New Delhi, so named by the British to separate it from the “old” Delhi they disliked for its confusing streets and unrelenting Indian-ness. New Delhi, with enormous 20th century palaces and government complexes, English gardens in the middle of the largest roundabout in the world–a series of interlocking traffic circles that spin buses, cars, scooters, bicycles, 3-wheeled motorized rickshas with their guardian gods pasted to the dashboards as if a centrifugal force were flinging objects in and out of orbits.
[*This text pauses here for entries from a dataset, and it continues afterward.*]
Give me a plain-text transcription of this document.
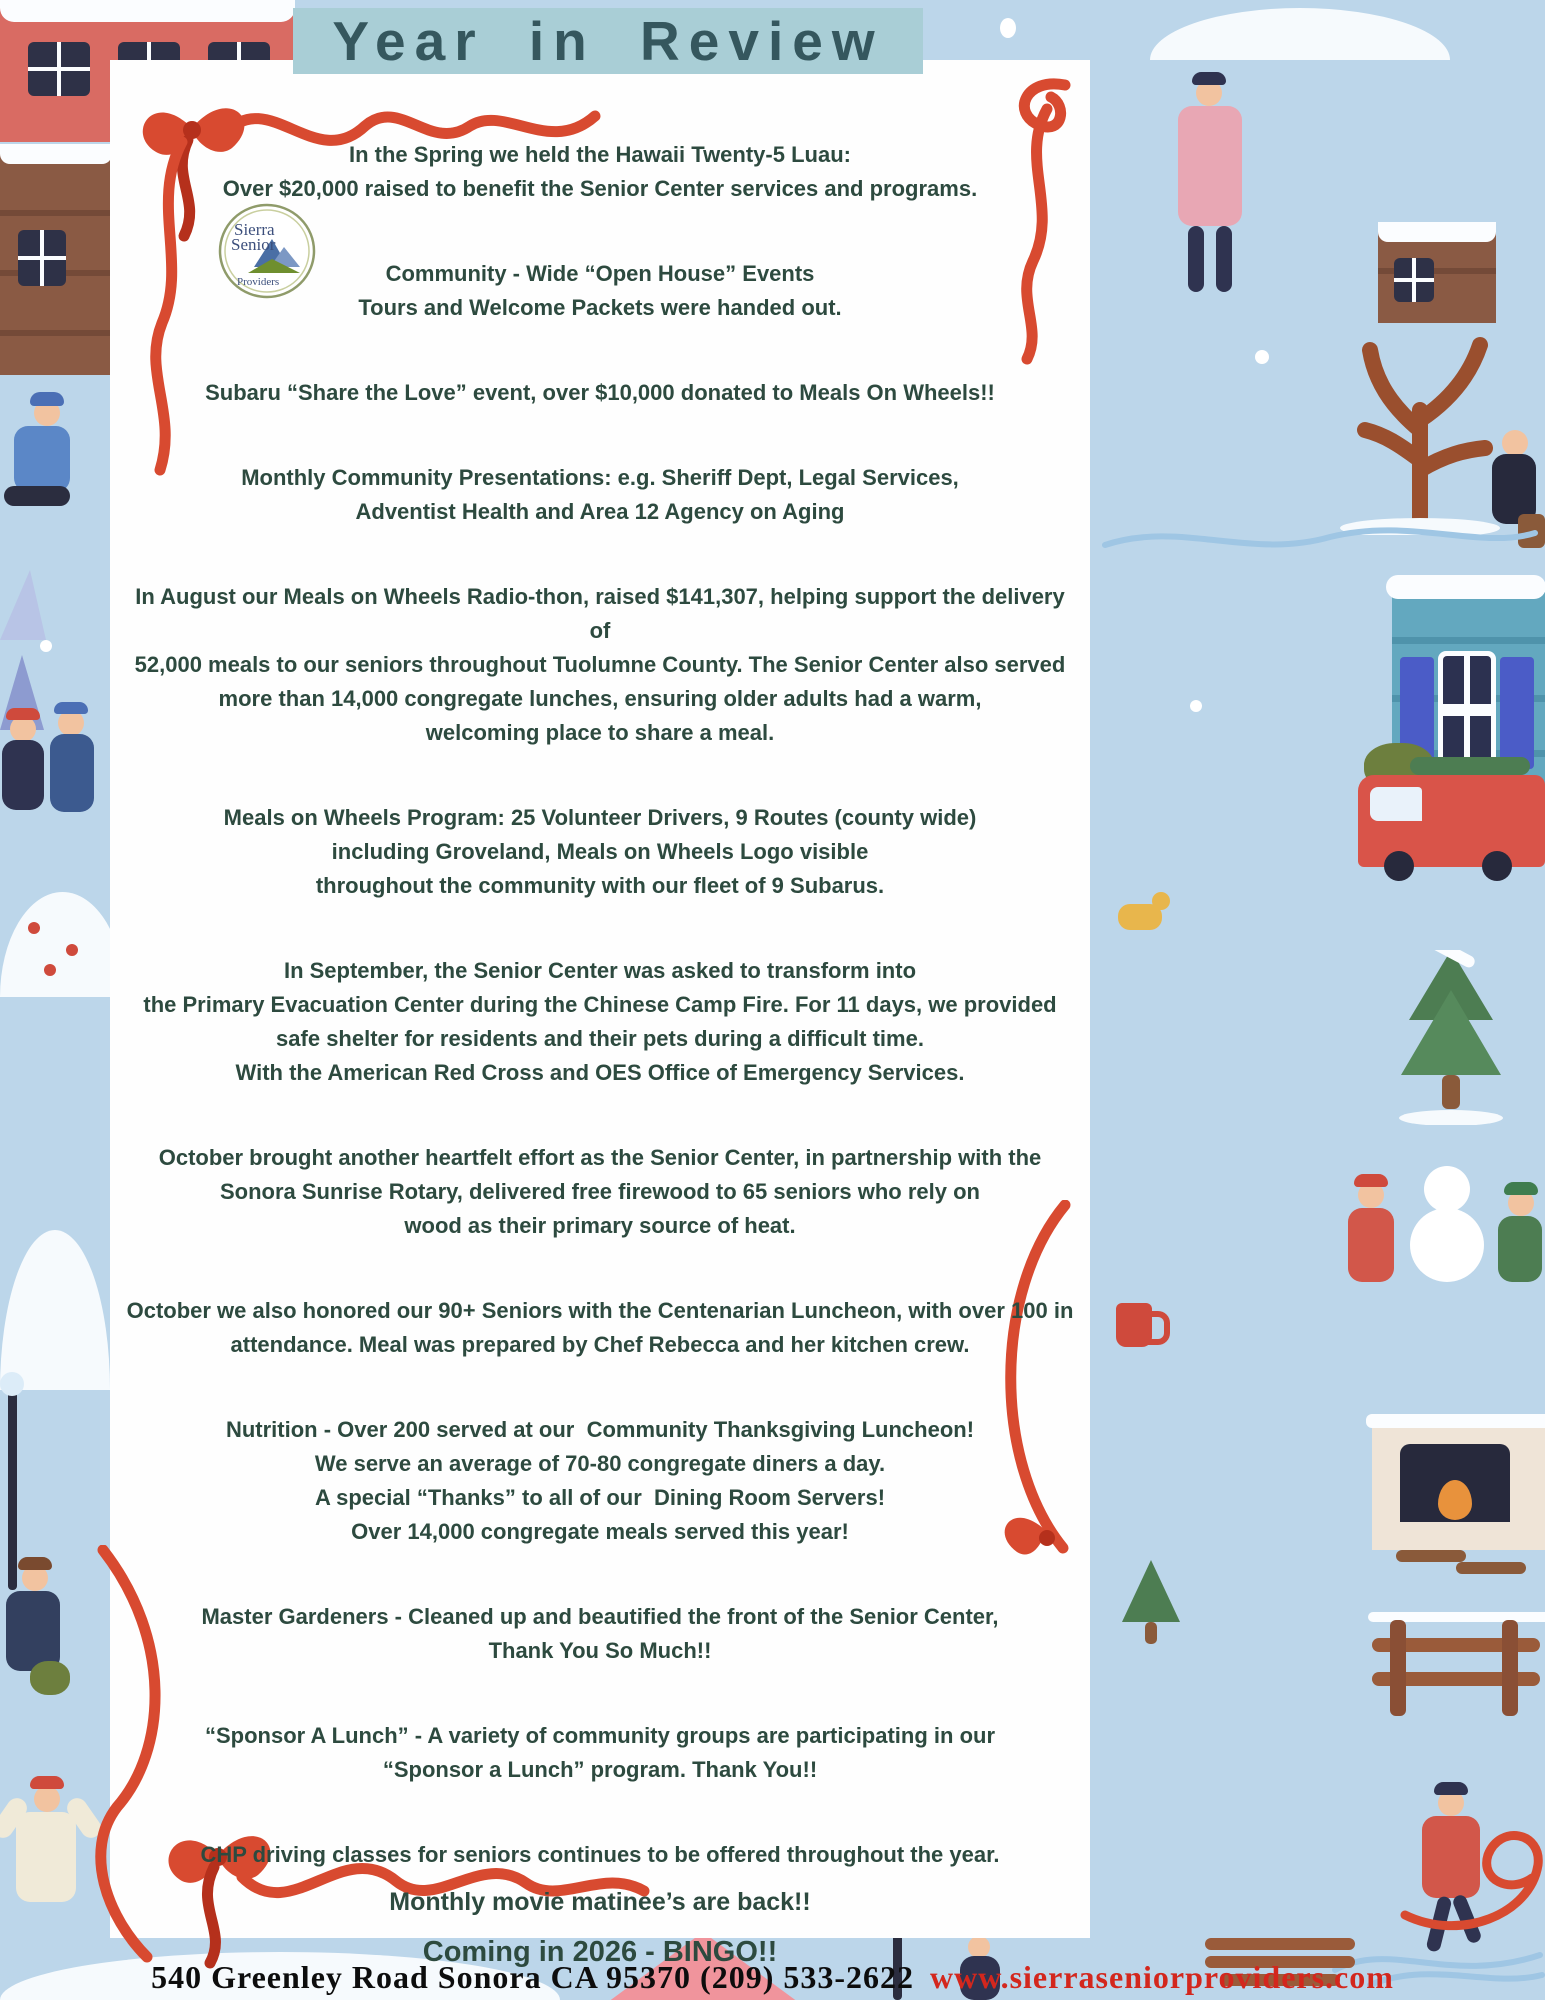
Year in Review
Sierra
Senior
Providers
In the Spring we held the Hawaii Twenty-5 Luau:
Over $20,000 raised to benefit the Senior Center services and programs.
Community - Wide “Open House” Events
Tours and Welcome Packets were handed out.
Subaru “Share the Love” event, over $10,000 donated to Meals On Wheels!!
Monthly Community Presentations: e.g. Sheriff Dept, Legal Services,
Adventist Health and Area 12 Agency on Aging
In August our Meals on Wheels Radio-thon, raised $141,307, helping support the delivery of
52,000 meals to our seniors throughout Tuolumne County. The Senior Center also served
more than 14,000 congregate lunches, ensuring older adults had a warm,
welcoming place to share a meal.
Meals on Wheels Program: 25 Volunteer Drivers, 9 Routes (county wide)
including Groveland, Meals on Wheels Logo visible
throughout the community with our fleet of 9 Subarus.
In September, the Senior Center was asked to transform into
the Primary Evacuation Center during the Chinese Camp Fire. For 11 days, we provided
safe shelter for residents and their pets during a difficult time.
With the American Red Cross and OES Office of Emergency Services.
October brought another heartfelt effort as the Senior Center, in partnership with the
Sonora Sunrise Rotary, delivered free firewood to 65 seniors who rely on
wood as their primary source of heat.
October we also honored our 90+ Seniors with the Centenarian Luncheon, with over 100 in
attendance. Meal was prepared by Chef Rebecca and her kitchen crew.
Nutrition - Over 200 served at our  Community Thanksgiving Luncheon!
We serve an average of 70-80 congregate diners a day.
A special “Thanks” to all of our  Dining Room Servers!
Over 14,000 congregate meals served this year!
Master Gardeners - Cleaned up and beautified the front of the Senior Center,
Thank You So Much!!
“Sponsor A Lunch” - A variety of community groups are participating in our
“Sponsor a Lunch” program. Thank You!!
CHP driving classes for seniors continues to be offered throughout the year.
Monthly movie matinee’s are back!!
Coming in 2026 - BINGO!!
540 Greenley Road Sonora CA 95370 (209) 533-2622 www.sierraseniorproviders.com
The amazingly preserved sandstone and marble of Qutb Minar and the surrounding Mehrauli Archaeological Park are beautiful but the first thing we noticed were the parakeets, bright green, red-beaked and chattering, screaming, occasionally racing in small groups from the top of a wall to a tree to the nooks between the unmortared stones of the temples, towers, wells, tombs, celebration halls, and mosque ruins. Who built what? Could this be Mugdal if there are carvings of chains and bells, which only the Hindus included in their holy buildings? Endless puzzles of attribution and meaning.
We went on to Humayun’s tomb, which President Obama came to visit in 2009, having turned down the Taj Mahal because of the disruption of closing it down for several days to accommodate security concerns. Humayun’s Tomb is considered a precursor to the Taj, with the oldest surviving bulbous hollow arch construction. Before Obama’s visit this exquisite and massive, building, with its elegant gates and gardens, had few Indian visitors, but after news reports of the Obama tour it has become very popular and additional restoration has continued. It’s so elegant, with such a pleasing proportion, it seems impossible it could ever have been overlooked. Hundreds of kites, raptors similar to falcons, were riding the thermals at such altitudes that the highest of them almost disappeared.